Dial-up on speed

Everyone seems to be talking about Onspeed (www.onspeed.com), the Internet acceleration service from London-based ZGroup, which is hardly surprising when it claims it can transform a bog-standard 56K analog dial-up connection into something providing ‘near broadband’ speed. If you run a high-traffic web server you may have already spotted Onspeed references in your logs, and if you do not then you will have probably spotted its attention-grabbing ads in the national press.

Dial-up on speed

None of this surprises me, because I live in a rural area where the local telephone exchange (three villages away) is not slated to be upgraded to ADSL until about the time you read this column. I’m well aware that dial-up is not dead, despite the impression many IT journos would like to give: the broadband boom is largely confined to densely populated urban areas; those who work and live where broadband is cheap (and increasingly broader) tend to forget they are the lucky exceptions rather than the rule.

The National Statistics Omnibus Survey for April 2005 suggests that of the 12.5 million ‘home’ users of the Internet, 9.5 million use a narrowband connection and 3.5 million have broadband at home. To be sure this is changing fast – and about time too – but do not write off the dial-up user community and their spending power just yet. Even when taking the optimistic view that only 50 per cent of dial-up users are unhappy with their connection speed, that leaves a market of some 4.75 million people for whom a couple of quid a month to accelerate their Internet access to near-broadband speed is money well spent.

I have spoken to Onspeed about how much of this market it is mopped up, and after a year of operation it is been quite successful, with a quarter-of-a-million users in the UK – I suspect this will continue to rise quickly, because the service certainly does appear to be spreading by word of mouth rather than via press reviews. Ironically, Onspeed may run into the problem that it sounds too good to be true, and folk just will not believe the cost/benefit ratio could be as advantageous as the claims.

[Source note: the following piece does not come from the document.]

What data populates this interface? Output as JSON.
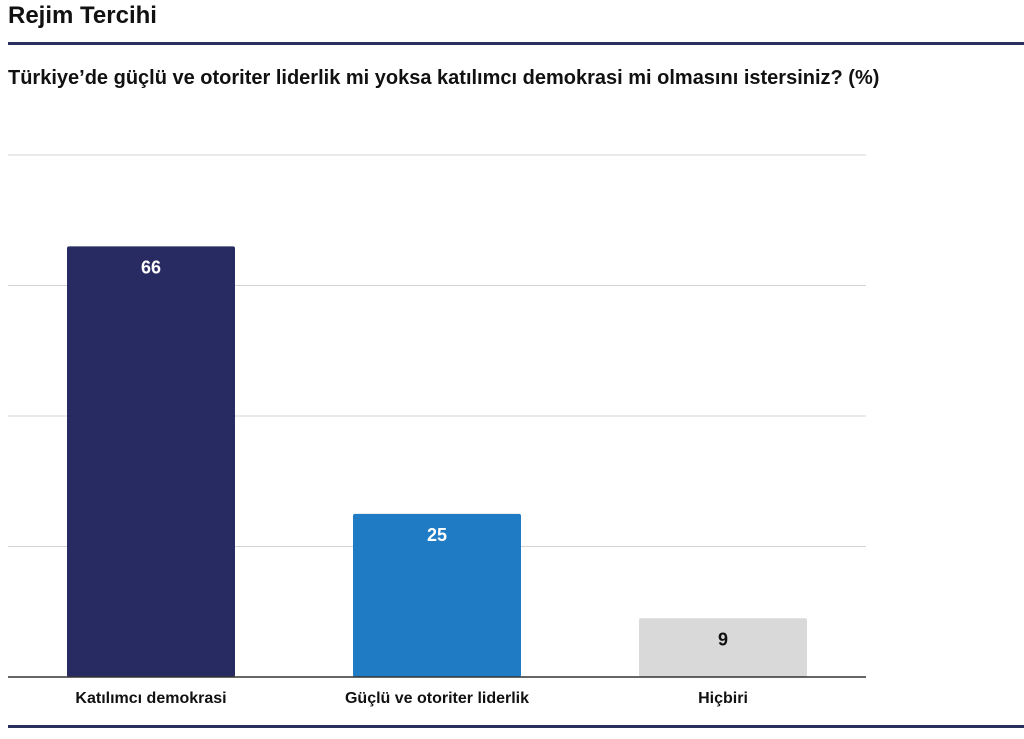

I will readily admit to being one of those doubters, as although I have known about Onspeed for some time, the snake-oil-style advertising with its claim of broadband speeds only made me mentally file it as just another of those ‘pre-fetch all the links’ caching utilities that never work anywhere near as well as claimed. Over the last few months though, enough readers have asked me if it really works for me to start taking more serious notice – clients have been enquiring about it from a commercial perspective too, and even a certain Dennis Publishing Director has bent my ear about it, so there is obviously a groundswell of interest that demands closer attention.

Let’s start with the technology behind the hype. Onspeed uses an impressive array of no less than nine patented compression methods called Content Sensitive Compression (CSC), which was originally developed by the US military at a cost of more than $300 million. I list these here because they offer some insight into what is happening when Onspeed does its stuff:

(1997) method and apparatus for data encryption/decryption using cellular automata transform.

(2001) method and apparatus for video compression using multistate dynamical predictive systems.

(2002) method and apparatus for digital audio generation and coding using a dynamical system.